The gubernatorial race isn't the only statewide contest in CALIFORNIA worthy of national attention: Former Governor Moonbeam, Jerry Brown (D), is running for state attorney general. "Brown has changed a bit," Bloomberg observes. "Once known for his liberalism, environmentalism and often baffling political prose -- 'Ad astra per aspera' (To the stars, through the thorns) was his 1992 presidential campaign slogan -- Brown now chiefly devotes his life to fighting crime" as Oakland mayor. "Brown's Republican opponent, State Senator Chuck Poochigian of Fresno, scoffs at the re-tooling of Brown, says it is all an act," and tries to tie Brown to Jane Fonda.
Meanwhile, Gov. Arnold Schwarzenegger (R) has outmaneuvered Democrat Phil Angelides on the environment, further gutting Angelides' central argument against the Governor: that he's too much like President Bush. "Beyond the environment, analysts say, Schwarzenegger has also diverged from Bush's conservative path on abortion, gay rights and gun control, holding moderate or liberal stands. At the same time, Schwarzenegger's opposition to tax increases has anchored his conservative support."
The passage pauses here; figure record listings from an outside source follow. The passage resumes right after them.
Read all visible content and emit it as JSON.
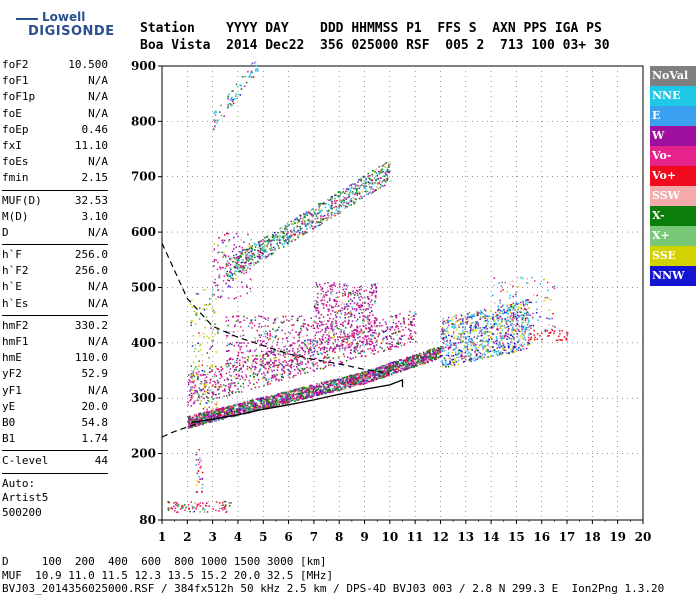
{
  "logo": {
    "line1": "Lowell",
    "line2": "DIGISONDE"
  },
  "header": {
    "labels": "Station    YYYY DAY    DDD HHMMSS P1  FFS S  AXN PPS IGA PS",
    "values": "Boa Vista  2014 Dec22  356 025000 RSF  005 2  713 100 03+ 30"
  },
  "params_groups": [
    [
      [
        "foF2",
        "10.500"
      ],
      [
        "foF1",
        "N/A"
      ],
      [
        "foF1p",
        "N/A"
      ],
      [
        "foE",
        "N/A"
      ],
      [
        "foEp",
        "0.46"
      ],
      [
        "fxI",
        "11.10"
      ],
      [
        "foEs",
        "N/A"
      ],
      [
        "fmin",
        "2.15"
      ]
    ],
    [
      [
        "MUF(D)",
        "32.53"
      ],
      [
        "M(D)",
        "3.10"
      ],
      [
        "D",
        "N/A"
      ]
    ],
    [
      [
        "h`F",
        "256.0"
      ],
      [
        "h`F2",
        "256.0"
      ],
      [
        "h`E",
        "N/A"
      ],
      [
        "h`Es",
        "N/A"
      ]
    ],
    [
      [
        "hmF2",
        "330.2"
      ],
      [
        "hmF1",
        "N/A"
      ],
      [
        "hmE",
        "110.0"
      ],
      [
        "yF2",
        "52.9"
      ],
      [
        "yF1",
        "N/A"
      ],
      [
        "yE",
        "20.0"
      ],
      [
        "B0",
        "54.8"
      ],
      [
        "B1",
        "1.74"
      ]
    ],
    [
      [
        "C-level",
        "44"
      ]
    ]
  ],
  "auto": {
    "line1": "Auto:",
    "line2": "Artist5",
    "line3": "500200"
  },
  "legend": [
    {
      "label": "NoVal",
      "color": "#7f7f7f"
    },
    {
      "label": "NNE",
      "color": "#1ec8e6"
    },
    {
      "label": "E",
      "color": "#3ca0f0"
    },
    {
      "label": "W",
      "color": "#a0109e"
    },
    {
      "label": "Vo-",
      "color": "#e6228c"
    },
    {
      "label": "Vo+",
      "color": "#f00a1e"
    },
    {
      "label": "SSW",
      "color": "#f4aaaa"
    },
    {
      "label": "X-",
      "color": "#0a7d0a"
    },
    {
      "label": "X+",
      "color": "#78c878"
    },
    {
      "label": "SSE",
      "color": "#d2d200"
    },
    {
      "label": "NNW",
      "color": "#1414d2"
    }
  ],
  "chart_data": {
    "type": "scatter",
    "x_ticks": [
      "1",
      "2",
      "3",
      "4",
      "5",
      "6",
      "7",
      "8",
      "9",
      "10",
      "11",
      "12",
      "13",
      "14",
      "15",
      "16",
      "17",
      "18",
      "19",
      "20"
    ],
    "y_ticks": [
      "80",
      "200",
      "300",
      "400",
      "500",
      "600",
      "700",
      "800",
      "900"
    ],
    "xlim": [
      1,
      20
    ],
    "ylim": [
      80,
      900
    ],
    "grid": true,
    "legend_position": "right",
    "profile_curve": {
      "x": [
        2.15,
        3,
        4,
        5,
        6,
        7,
        8,
        9,
        10,
        10.5,
        10.5
      ],
      "y": [
        256,
        262,
        270,
        280,
        288,
        297,
        307,
        316,
        324,
        333,
        320
      ]
    },
    "dashed_curve": {
      "x": [
        1,
        1.5,
        2,
        3,
        4,
        5,
        6,
        7,
        8,
        9,
        10
      ],
      "y": [
        580,
        530,
        480,
        430,
        410,
        395,
        380,
        370,
        362,
        352,
        345
      ]
    },
    "lower_dashed": {
      "x": [
        1,
        1.5,
        2,
        2.5
      ],
      "y": [
        230,
        240,
        248,
        256
      ]
    }
  },
  "footer": {
    "line1": "D     100  200  400  600  800 1000 1500 3000 [km]",
    "line2": "MUF  10.9 11.0 11.5 12.3 13.5 15.2 20.0 32.5 [MHz]",
    "line3": "BVJ03_2014356025000.RSF / 384fx512h 50 kHz 2.5 km / DPS-4D BVJ03 003 / 2.8 N 299.3 E  Ion2Png 1.3.20"
  }
}
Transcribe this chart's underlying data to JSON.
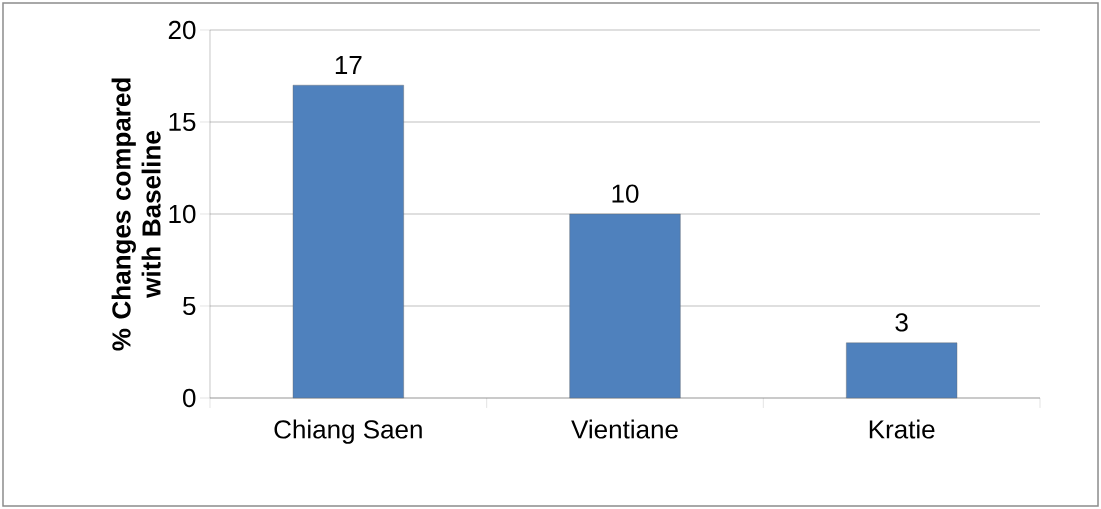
{
  "chart_data": {
    "type": "bar",
    "ylabel": "% Changes compared with Baseline",
    "categories": [
      "Chiang Saen",
      "Vientiane",
      "Kratie"
    ],
    "values": [
      17,
      10,
      3
    ],
    "color": "#4f81bd",
    "data_labels": true,
    "ylim": [
      0,
      20
    ],
    "yticks": [
      0,
      5,
      10,
      15,
      20
    ],
    "grid": "y"
  }
}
The Los Angeles Times takes a long look at how COLORADO could be a source of Democratic gains this year and increase the party's beachhead in a previously GOP-leaning region of the country.
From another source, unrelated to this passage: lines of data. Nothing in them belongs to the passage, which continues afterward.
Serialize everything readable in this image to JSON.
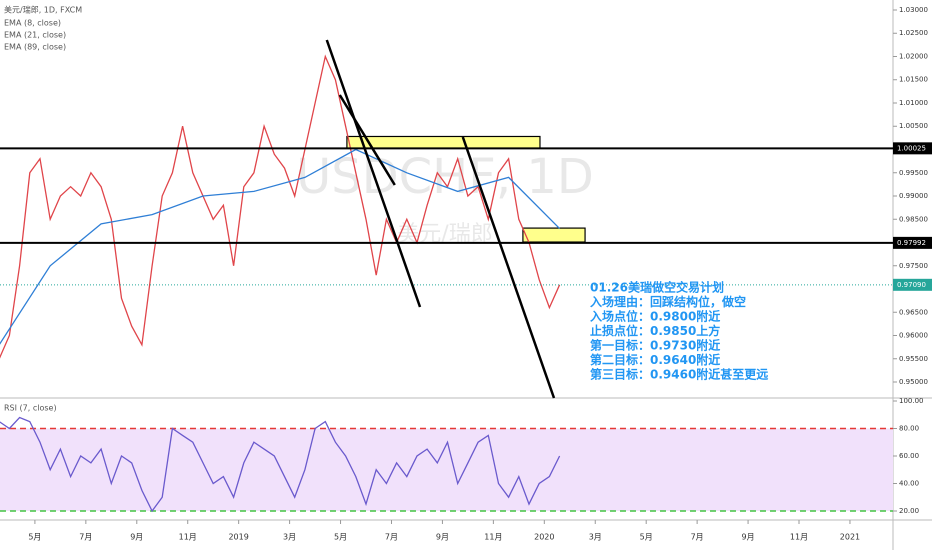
{
  "chart_data": [
    {
      "type": "line",
      "title": "美元/瑞郎, 1D, FXCM",
      "indicators": [
        "EMA (8, close)",
        "EMA (21, close)",
        "EMA (89, close)"
      ],
      "watermark": [
        "USDCHF, 1D",
        "美元/瑞郎"
      ],
      "xlim": [
        2.63,
        37.69
      ],
      "ylim": [
        0.94656,
        1.03215
      ],
      "yticks": [
        {
          "value": 1.03,
          "label": "1.03000"
        },
        {
          "value": 1.025,
          "label": "1.02500"
        },
        {
          "value": 1.02,
          "label": "1.02000"
        },
        {
          "value": 1.015,
          "label": "1.01500"
        },
        {
          "value": 1.01,
          "label": "1.01000"
        },
        {
          "value": 1.005,
          "label": "1.00500"
        },
        {
          "value": 0.995,
          "label": "0.99500"
        },
        {
          "value": 0.99,
          "label": "0.99000"
        },
        {
          "value": 0.985,
          "label": "0.98500"
        },
        {
          "value": 0.975,
          "label": "0.97500"
        },
        {
          "value": 0.965,
          "label": "0.96500"
        },
        {
          "value": 0.96,
          "label": "0.96000"
        },
        {
          "value": 0.955,
          "label": "0.95500"
        },
        {
          "value": 0.95,
          "label": "0.95000"
        }
      ],
      "x": [
        2.6,
        3.0,
        3.4,
        3.8,
        4.2,
        4.6,
        5.0,
        5.4,
        5.8,
        6.2,
        6.6,
        7.0,
        7.4,
        7.8,
        8.2,
        8.6,
        9.0,
        9.4,
        9.8,
        10.2,
        10.6,
        11.0,
        11.4,
        11.8,
        12.2,
        12.6,
        13.0,
        13.4,
        13.8,
        14.2,
        14.6,
        15.0,
        15.4,
        15.8,
        16.2,
        16.6,
        17.0,
        17.4,
        17.8,
        18.2,
        18.6,
        19.0,
        19.4,
        19.8,
        20.2,
        20.6,
        21.0,
        21.4,
        21.8,
        22.2,
        22.6,
        23.0,
        23.4,
        23.8,
        24.2,
        24.6
      ],
      "series": [
        {
          "name": "美元/瑞郎",
          "color": "#e0454a",
          "values": [
            0.955,
            0.96,
            0.975,
            0.995,
            0.998,
            0.985,
            0.99,
            0.992,
            0.99,
            0.995,
            0.992,
            0.985,
            0.968,
            0.962,
            0.958,
            0.975,
            0.99,
            0.995,
            1.005,
            0.995,
            0.99,
            0.985,
            0.988,
            0.975,
            0.992,
            0.995,
            1.005,
            0.999,
            0.996,
            0.99,
            1.0,
            1.01,
            1.02,
            1.015,
            1.005,
            0.995,
            0.985,
            0.973,
            0.985,
            0.98,
            0.985,
            0.98,
            0.988,
            0.995,
            0.992,
            0.998,
            0.99,
            0.992,
            0.985,
            0.995,
            0.998,
            0.985,
            0.98,
            0.972,
            0.966,
            0.9709
          ]
        },
        {
          "name": "EMA (89, close)",
          "color": "#2f7fd6",
          "x": [
            2.6,
            4.6,
            6.6,
            8.6,
            10.6,
            12.6,
            14.6,
            16.6,
            18.6,
            20.6,
            22.6,
            24.6
          ],
          "values": [
            0.958,
            0.975,
            0.984,
            0.986,
            0.99,
            0.991,
            0.994,
            1.0,
            0.995,
            0.991,
            0.994,
            0.983
          ]
        }
      ],
      "levels": [
        {
          "value": 1.00025,
          "label": "1.00025",
          "color": "#000000",
          "style": "solid"
        },
        {
          "value": 0.97992,
          "label": "0.97992",
          "color": "#000000",
          "style": "solid"
        },
        {
          "value": 0.9709,
          "label": "0.97090",
          "color": "#26a69a",
          "style": "dotted"
        }
      ],
      "zones": [
        {
          "x1": 16.25,
          "x2": 23.83,
          "y1": 1.0028,
          "y2": 1.0003,
          "color": "#ffff8c"
        },
        {
          "x1": 23.16,
          "x2": 25.6,
          "y1": 0.9831,
          "y2": 0.9801,
          "color": "#ffff8c"
        }
      ],
      "trendlines": [
        {
          "x1": 15.46,
          "y1": 1.02355,
          "x2": 19.12,
          "y2": 0.96613
        },
        {
          "x1": 15.97,
          "y1": 1.01172,
          "x2": 18.13,
          "y2": 0.99237
        },
        {
          "x1": 20.8,
          "y1": 1.00269,
          "x2": 24.38,
          "y2": 0.94656
        }
      ],
      "annotation": [
        "01.26美瑞做空交易计划",
        "入场理由：回踩结构位，做空",
        "入场点位：0.9800附近",
        "止损点位：0.9850上方",
        "第一目标：0.9730附近",
        "第二目标：0.9640附近",
        "第三目标：0.9460附近甚至更远"
      ]
    },
    {
      "type": "line",
      "title": "RSI (7, close)",
      "xlim": [
        2.63,
        37.69
      ],
      "ylim": [
        13.45,
        102.18
      ],
      "band": [
        20,
        80
      ],
      "yticks": [
        {
          "value": 100,
          "label": "100.00"
        },
        {
          "value": 80,
          "label": "80.00"
        },
        {
          "value": 60,
          "label": "60.00"
        },
        {
          "value": 40,
          "label": "40.00"
        },
        {
          "value": 20,
          "label": "20.00"
        }
      ],
      "xticks": [
        {
          "value": 4,
          "label": "5月"
        },
        {
          "value": 6,
          "label": "7月"
        },
        {
          "value": 8,
          "label": "9月"
        },
        {
          "value": 10,
          "label": "11月"
        },
        {
          "value": 12,
          "label": "2019"
        },
        {
          "value": 14,
          "label": "3月"
        },
        {
          "value": 16,
          "label": "5月"
        },
        {
          "value": 18,
          "label": "7月"
        },
        {
          "value": 20,
          "label": "9月"
        },
        {
          "value": 22,
          "label": "11月"
        },
        {
          "value": 24,
          "label": "2020"
        },
        {
          "value": 26,
          "label": "3月"
        },
        {
          "value": 28,
          "label": "5月"
        },
        {
          "value": 30,
          "label": "7月"
        },
        {
          "value": 32,
          "label": "9月"
        },
        {
          "value": 34,
          "label": "11月"
        },
        {
          "value": 36,
          "label": "2021"
        }
      ],
      "x": [
        2.6,
        3.0,
        3.4,
        3.8,
        4.2,
        4.6,
        5.0,
        5.4,
        5.8,
        6.2,
        6.6,
        7.0,
        7.4,
        7.8,
        8.2,
        8.6,
        9.0,
        9.4,
        9.8,
        10.2,
        10.6,
        11.0,
        11.4,
        11.8,
        12.2,
        12.6,
        13.0,
        13.4,
        13.8,
        14.2,
        14.6,
        15.0,
        15.4,
        15.8,
        16.2,
        16.6,
        17.0,
        17.4,
        17.8,
        18.2,
        18.6,
        19.0,
        19.4,
        19.8,
        20.2,
        20.6,
        21.0,
        21.4,
        21.8,
        22.2,
        22.6,
        23.0,
        23.4,
        23.8,
        24.2,
        24.6
      ],
      "series": [
        {
          "name": "RSI",
          "color": "#6a5acd",
          "values": [
            85,
            80,
            88,
            85,
            70,
            50,
            65,
            45,
            60,
            55,
            65,
            40,
            60,
            55,
            35,
            20,
            30,
            80,
            75,
            70,
            55,
            40,
            45,
            30,
            55,
            70,
            65,
            60,
            45,
            30,
            50,
            80,
            85,
            70,
            60,
            45,
            25,
            50,
            40,
            55,
            45,
            60,
            65,
            55,
            70,
            40,
            55,
            70,
            75,
            40,
            30,
            45,
            25,
            40,
            45,
            60
          ]
        }
      ]
    }
  ]
}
In CONNECTICUT, the latest Quinnipiac poll has Sen. Joe Lieberman (I) leading Ned Lamont (D) by 10 points, 49%-39%. "Lamont directed $750,000 toward his campaign this week. Lamont, who spent almost $4 million of his own money defeating [Lieberman] in the primary, has written checks totaling $2.25 million for the general election."
In the MARYLAND governor's race, in which incumbent Robert Ehrlich (R) is trailing Baltimore Mayor Martin O'Malley (D), Ehrlich "launched an appeal yesterday to black voters in Prince George's County and Baltimore with a radio ad suggesting that policing has become too aggressive in Baltimore under" O'Malley. The 60-second ad is narrated by... a prominent black Baltimore lawyer who is a longtime friend of Ehrlich's."
In MASSACHUSETTS, Lt. Gov. Kerry Healey (R) is trying to distance herself from retiring Gov. Mitt Romney (R) on taxes as she seeks to replace him.
In NEW JERSEY, the GOP Senate campaign committee (NRSC) is trying to stoke speculation that Democrats will seek to replace Sen. Bob Menendez on the ballot with a stronger candidate now that polls show Menendez trailing GOP nominee Tom Kean Jr. The tactic is meant to remind voters of how Democrats switched out ethically challenged Sen. Bob Torricelli (D).
Democratic National Committee chair Howard Dean, Sen. Hillary Clinton, and NEW YORK House candidate Kirsten Gillibrand all address the DNC Women's Leadership Forum annual issues conference in Washington. With blowouts expected in the state's other contests, its marquee race has become the showdown between Andrew Cuomo (D) and Jeanine Pirro (R) for attorney general. But Pirro's chances may be slimmer now that federal prosecutors are investigating whether she and Bernard Kerik illegally taped conversations of Pirro's husband last year to see if he was having an affair.
In TEXAS, the GOP House campaign committee has donated about $100,000 to help the write-in candidacy of Shelley Sekula-Gibbs (R) in the race for former Rep. Tom DeLay's seat. Also, Vice President Cheney is scheduled to headline a fundraiser for her next week.
Meanwhile, independent gubernatorial candidate Kinky Friedman hit the trail with former Minnesota Gov. Jesse Ventura. The AP says a "key element of the Friedman election effort, emphasized by Ventura, is getting college students who traditionally have avoided the polls to vote."
And in VIRGINIA, now it's Democratic Senate candidate Jim Webb who's having a hard time explaining that he's never used a certain racial epithet. Webb earlier "refused to say whether he had used the 'N-word,' but he insisted he has never used it as a racial epithet aimed at anyone."
Fred Barnes says in the Wall Street Journal that "Mr. Allen is going on TV today with an ad zinging Mr. Webb for a 1982 article critical of women in the military, especially in combat. The article used vivid language that shows, according to the ad, Mr. Webb is disrespectful and insulting to women."